Le prisonnier ricana, malgré la douleur évidente qu'il éprouvait.

— Tu sais pas t'y prendre ma grande ! Mais tu commences presque à me faire bander !

La carabinière se retint de lui balancer un coup de pied dans les côtes et retourna auprès de Suwane sous les sarcasmes du détenu.

— Ce fumier ne ment pas, avait écrit la jeune muette sur son cahier. Il aime se faire frapper et oui : il bande !

Frénal poussa un long grognement de fureur. Tout ça ne menait à rien, sinon la faire devenir folle.

Depuis le début cela n'avait été qu'un rapport de force, des insultes, des moqueries. Et il ne se concentrait que sur elle. Suwane était totalement ignorée. Frénal avait interdit à la jeune officière de s'approcher ni même de venir se défouler sur le type.

Suwane avait plusieurs fois saisie à pleine main un épais morceau de câble et aurait sans doute apprécié de se défouler sur leur prisonnier en le frappant avec. Il était toujours enchaîné, la plupart du temps assis sur ses genoux et semblait vraiment s'amuser.
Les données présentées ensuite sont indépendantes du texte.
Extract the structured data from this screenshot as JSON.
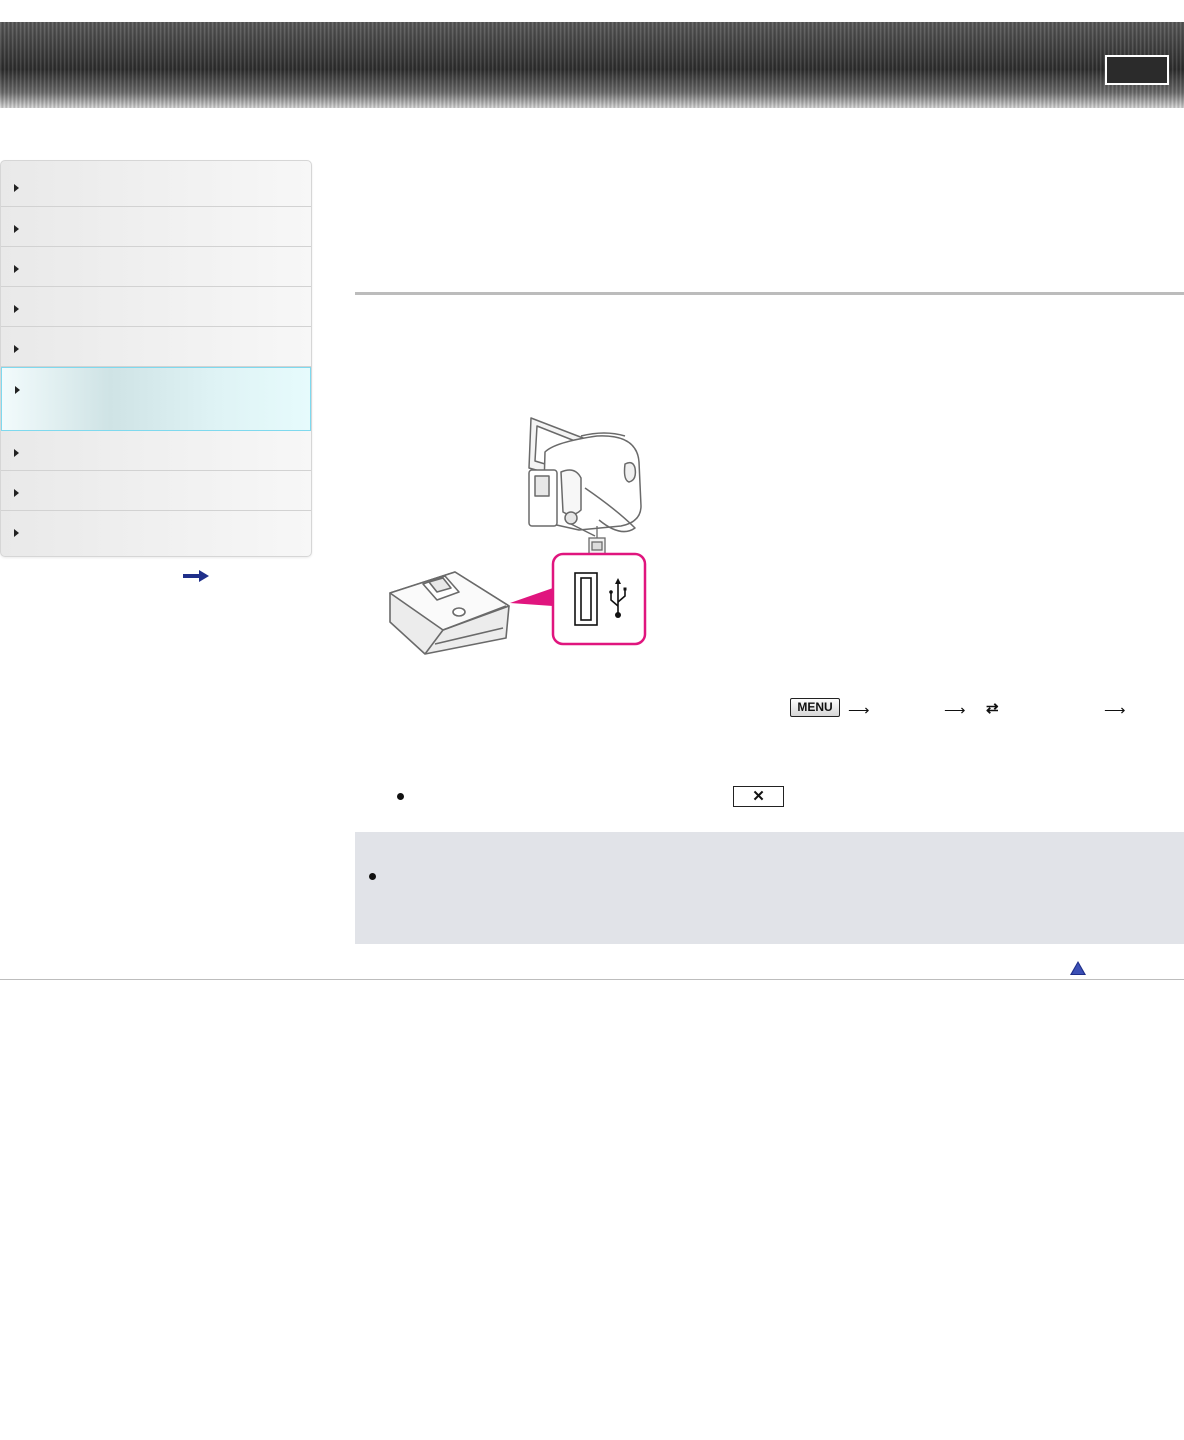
{
  "header": {
    "box_label": ""
  },
  "sidebar": {
    "items": [
      {
        "label": ""
      },
      {
        "label": ""
      },
      {
        "label": ""
      },
      {
        "label": ""
      },
      {
        "label": ""
      },
      {
        "label": "",
        "active": true
      },
      {
        "label": ""
      },
      {
        "label": ""
      },
      {
        "label": ""
      }
    ],
    "more_icon": "right-arrow-icon"
  },
  "main": {
    "title": "",
    "illustration": {
      "icons": [
        "camcorder-icon",
        "usb-cable-icon",
        "usb-symbol-icon",
        "dvd-writer-icon"
      ]
    },
    "menu_path": {
      "menu_label": "MENU",
      "arrow_icon": "right-arrow-icon",
      "swap_icon": "swap-arrows-icon"
    },
    "close_button_icon": "close-x-icon",
    "note_box": {
      "text": ""
    },
    "back_to_top_icon": "up-triangle-icon"
  },
  "colors": {
    "header_dark": "#3a3a3a",
    "active_border": "#7fd9ee",
    "highlight_magenta": "#e0157e",
    "note_bg": "#e1e3e8",
    "link_blue": "#1f2f8a"
  }
}
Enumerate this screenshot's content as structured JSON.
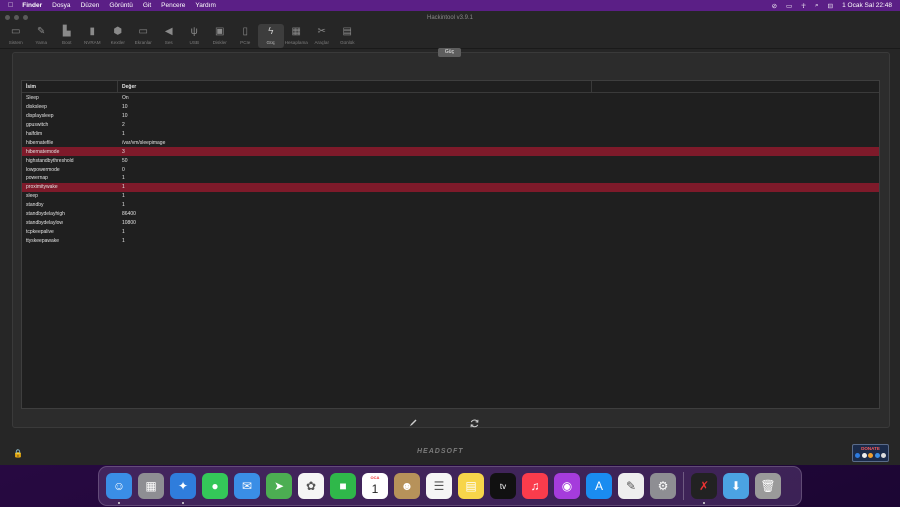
{
  "menubar": {
    "items": [
      "Finder",
      "Dosya",
      "Düzen",
      "Görüntü",
      "Git",
      "Pencere",
      "Yardım"
    ],
    "clock": "1 Ocak Sal 22:48"
  },
  "window": {
    "title": "Hackintool v3.9.1",
    "toolbar": [
      {
        "label": "Sistem",
        "icon": "system-icon"
      },
      {
        "label": "Yama",
        "icon": "patch-icon"
      },
      {
        "label": "Boot",
        "icon": "boot-icon"
      },
      {
        "label": "NVRAM",
        "icon": "nvram-icon"
      },
      {
        "label": "Kextler",
        "icon": "kexts-icon"
      },
      {
        "label": "Ekranlar",
        "icon": "displays-icon"
      },
      {
        "label": "Ses",
        "icon": "sound-icon"
      },
      {
        "label": "USB",
        "icon": "usb-icon"
      },
      {
        "label": "Diskler",
        "icon": "disks-icon"
      },
      {
        "label": "PCIe",
        "icon": "pcie-icon"
      },
      {
        "label": "Güç",
        "icon": "power-icon"
      },
      {
        "label": "Hesaplama",
        "icon": "calculator-icon"
      },
      {
        "label": "Araçlar",
        "icon": "tools-icon"
      },
      {
        "label": "Günlük",
        "icon": "log-icon"
      }
    ],
    "active_tab": "Güç",
    "group_button": "Güç",
    "table": {
      "columns": [
        "İsim",
        "Değer"
      ],
      "rows": [
        {
          "name": "Sleep",
          "value": "On"
        },
        {
          "name": "disksleep",
          "value": "10"
        },
        {
          "name": "displaysleep",
          "value": "10"
        },
        {
          "name": "gpuswitch",
          "value": "2"
        },
        {
          "name": "halfdim",
          "value": "1"
        },
        {
          "name": "hibernatefile",
          "value": "/var/vm/sleepimage"
        },
        {
          "name": "hibernatemode",
          "value": "3",
          "highlight": true
        },
        {
          "name": "highstandbythreshold",
          "value": "50"
        },
        {
          "name": "lowpowermode",
          "value": "0"
        },
        {
          "name": "powernap",
          "value": "1"
        },
        {
          "name": "proximitywake",
          "value": "1",
          "highlight": true
        },
        {
          "name": "sleep",
          "value": "1"
        },
        {
          "name": "standby",
          "value": "1"
        },
        {
          "name": "standbydelayhigh",
          "value": "86400"
        },
        {
          "name": "standbydelaylow",
          "value": "10800"
        },
        {
          "name": "tcpkeepalive",
          "value": "1"
        },
        {
          "name": "ttyskeepawake",
          "value": "1"
        }
      ]
    },
    "brand": "HEADSOFT",
    "donate": "DONATE"
  },
  "dock": {
    "calendar": {
      "month": "OCA",
      "day": "1"
    },
    "apps": [
      {
        "name": "finder",
        "color": "#3a8ee6",
        "glyph": "☺",
        "running": true
      },
      {
        "name": "launchpad",
        "color": "#8e8e93",
        "glyph": "▦"
      },
      {
        "name": "safari",
        "color": "#2f7ddc",
        "glyph": "✦",
        "running": true
      },
      {
        "name": "messages",
        "color": "#34c759",
        "glyph": "●"
      },
      {
        "name": "mail",
        "color": "#3a8ee6",
        "glyph": "✉"
      },
      {
        "name": "maps",
        "color": "#4cae52",
        "glyph": "➤"
      },
      {
        "name": "photos",
        "color": "#f5f5f5",
        "glyph": "✿"
      },
      {
        "name": "facetime",
        "color": "#2fb84a",
        "glyph": "■"
      },
      {
        "name": "calendar",
        "color": "#ffffff",
        "glyph": ""
      },
      {
        "name": "contacts",
        "color": "#b7925a",
        "glyph": "☻"
      },
      {
        "name": "reminders",
        "color": "#f5f5f5",
        "glyph": "☰"
      },
      {
        "name": "notes",
        "color": "#f7d54a",
        "glyph": "▤"
      },
      {
        "name": "apple-tv",
        "color": "#111111",
        "glyph": "tv"
      },
      {
        "name": "music",
        "color": "#fa3c4c",
        "glyph": "♫"
      },
      {
        "name": "podcasts",
        "color": "#a53cdc",
        "glyph": "◉"
      },
      {
        "name": "app-store",
        "color": "#1a8cf0",
        "glyph": "A"
      },
      {
        "name": "textedit",
        "color": "#eeeeee",
        "glyph": "✎"
      },
      {
        "name": "system-preferences",
        "color": "#8e8e93",
        "glyph": "⚙"
      },
      {
        "name": "hackintool",
        "color": "#222222",
        "glyph": "✗",
        "running": true
      },
      {
        "name": "downloads",
        "color": "#4ba3e3",
        "glyph": "⬇"
      },
      {
        "name": "trash",
        "color": "#9a9a9a",
        "glyph": "🗑"
      }
    ]
  }
}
La carabinière avait d'abord cru qu'il fanfaronnait, se sachant en très mauvaise posture. Mais après plus d'une demi-heure de sarcasme et de sous-entendus malsains, elle avait craqué et lui avait décroché une série de coups de poings au visage puis quelques bons coups de pied dans les côtes.

Elle avait tenté de se reconcentrer, bien que Suwane ne lui ait adressé aucun reproche, mais après une nouvelle tentative de reprendre le cours d'un interrogatoire normal et de poser les questions qui importaient, elle venait de nouveau de craquer sous les assauts de ses insultes.

— Je ne peux pas, confia-t-elle à voix basse à Suwane en s'asseyant près d'elle.

La jeune muette lui tapota l'épaule en signe de réconfort.

— Non, c'est vrai, poursuivit la femme à la stature imposante. Je peux essuyer la fureur d'une bataille, commander mon peloton dans la tourmente, mais je ne peux pas supporter ce type. J'ai peur d'avoir envie de le massacrer. Je ne suis pas comme ça !

Suwane comprenait ! Se battre et torturer n'étaient pas du tout la même chose. Et elle sentait aussi la fureur monter en elle. Bien sûr, elle pourrait prendre sa fine dague et la planter dans le genou de ce monstre pour lui éclater l'articulation et le plonger dans des affres de souffrance.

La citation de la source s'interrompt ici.